7.2.2009
PT
Jornal Oficial da União Europeia
C 32/19
Recurso interposto em 26 de Novembro de 2008 por Luigi Marcuccio do despacho proferido pelo Tribunal de Primeira Instância (Quarta Secção) em 9 de Setembro de 2008 no processo T-143/08, Marcuccio/Comissão
(Processo C-513/08 P)
(2009/C 32/31)
Língua do processo: italiano
Partes
Recorrente: Luigi Marcuccio (representantes: G. Cipressa, advogado)
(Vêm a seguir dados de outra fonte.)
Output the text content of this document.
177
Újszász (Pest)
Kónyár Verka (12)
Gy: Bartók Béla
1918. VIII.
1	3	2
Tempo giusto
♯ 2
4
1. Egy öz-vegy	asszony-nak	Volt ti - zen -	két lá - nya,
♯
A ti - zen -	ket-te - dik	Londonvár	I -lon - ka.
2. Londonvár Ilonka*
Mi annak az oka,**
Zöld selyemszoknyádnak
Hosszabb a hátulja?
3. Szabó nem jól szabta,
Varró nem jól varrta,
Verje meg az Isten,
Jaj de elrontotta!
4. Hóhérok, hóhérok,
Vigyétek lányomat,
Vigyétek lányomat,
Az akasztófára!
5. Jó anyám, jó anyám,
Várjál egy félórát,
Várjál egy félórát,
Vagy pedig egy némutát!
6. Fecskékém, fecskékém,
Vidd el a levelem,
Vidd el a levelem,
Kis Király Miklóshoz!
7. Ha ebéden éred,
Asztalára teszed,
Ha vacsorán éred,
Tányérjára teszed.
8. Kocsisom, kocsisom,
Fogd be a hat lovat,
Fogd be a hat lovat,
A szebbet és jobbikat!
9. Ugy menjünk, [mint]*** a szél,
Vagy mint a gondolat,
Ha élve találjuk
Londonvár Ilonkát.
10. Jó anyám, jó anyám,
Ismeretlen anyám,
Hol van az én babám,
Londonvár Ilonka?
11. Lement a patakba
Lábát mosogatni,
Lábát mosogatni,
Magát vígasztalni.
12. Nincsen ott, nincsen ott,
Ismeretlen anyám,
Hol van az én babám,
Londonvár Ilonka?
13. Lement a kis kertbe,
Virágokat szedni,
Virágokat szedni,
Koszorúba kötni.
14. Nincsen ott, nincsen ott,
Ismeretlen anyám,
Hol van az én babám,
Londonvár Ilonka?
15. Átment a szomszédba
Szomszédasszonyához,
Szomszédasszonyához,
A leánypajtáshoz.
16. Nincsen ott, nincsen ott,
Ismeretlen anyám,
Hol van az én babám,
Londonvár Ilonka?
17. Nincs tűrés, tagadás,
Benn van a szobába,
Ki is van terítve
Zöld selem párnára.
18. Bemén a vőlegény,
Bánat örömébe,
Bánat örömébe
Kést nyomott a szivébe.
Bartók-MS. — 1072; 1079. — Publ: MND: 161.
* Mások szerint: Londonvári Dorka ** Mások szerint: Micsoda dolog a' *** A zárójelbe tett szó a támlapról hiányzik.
Outra parte no processo: Comissão das Comunidades Europeias
Pedidos do recorrente
—
1. em qualquer caso:
(l.a)
anular o despacho recorrido na íntegra;
(l.b)
julgar admissível o recurso interposto em primeira instância;
e:
—
2/A A título principal: (2/A.l) anular a decisão impugnada; (2/A.2) anular, na medida do necessário, a conta n.o 58; (2/A.3) anular, na medida do necessário, a decisão de indeferimento da reclamação; (2/A.4) condenar a recorrida a pagar ao recorrente o montante de 324,09 euros, ou outro montante superior ou inferior que o Tribunal considere justo e equitativo; (2/A.5) condenar a recorrida, na medida do necessário, a pagar ao recorrente os montantes que, nos termos das normas aplicáveis ao caso em apreço, lhe são devidos e ainda não lhe foram reembolsados relativos ao custo da consulta médica de 28 de Setembro de 2005; (2/A.6) condenar a recorrida a pagar ao recorrente os juros de mora sobre os montantes referido nos pontos 2.A.4 e a.A.5 do presente recurso, sendo os dies a quo e os dies ad quem, para efeitos de capitalização, determinados de acordo com as normas aplicáveis ao presente processo; (2/A.7) condenar a recorrida a reembolsar ao recorrente a totalidade das despesas e honorários;
ou
—
2/B. a título subsidiário, remeter o processo ao Tribunal de Primeira Instância para que este se pronuncie novamente sobre o mérito.
Fundamentos e principais argumentos
1.
Adulteração e deturpação dos factos e das afirmações que o recorrente fez nos seus articulados, e consequente inexactidão material da matéria considerada provada pelo Tribunal de Primeira Instância (em particular, números 36, 38, 39 e 41 do despacho recorrido).
2.
Interpretação e aplicação erradas e inexactas do conceito de acto recorrível, violação do artigo 231.o CE por confusão, falta de racionalidade e de lógica, inobservância, pelo juiz comunitário, da jurisprudência relativa aos efeitos da anulação de uma decisão emanada de uma instituição comunitária, violação do princípio da autoridade do caso julgado, violação do princípio da separação dos poderes (em particular, números 39 e 41 do despacho recorrido).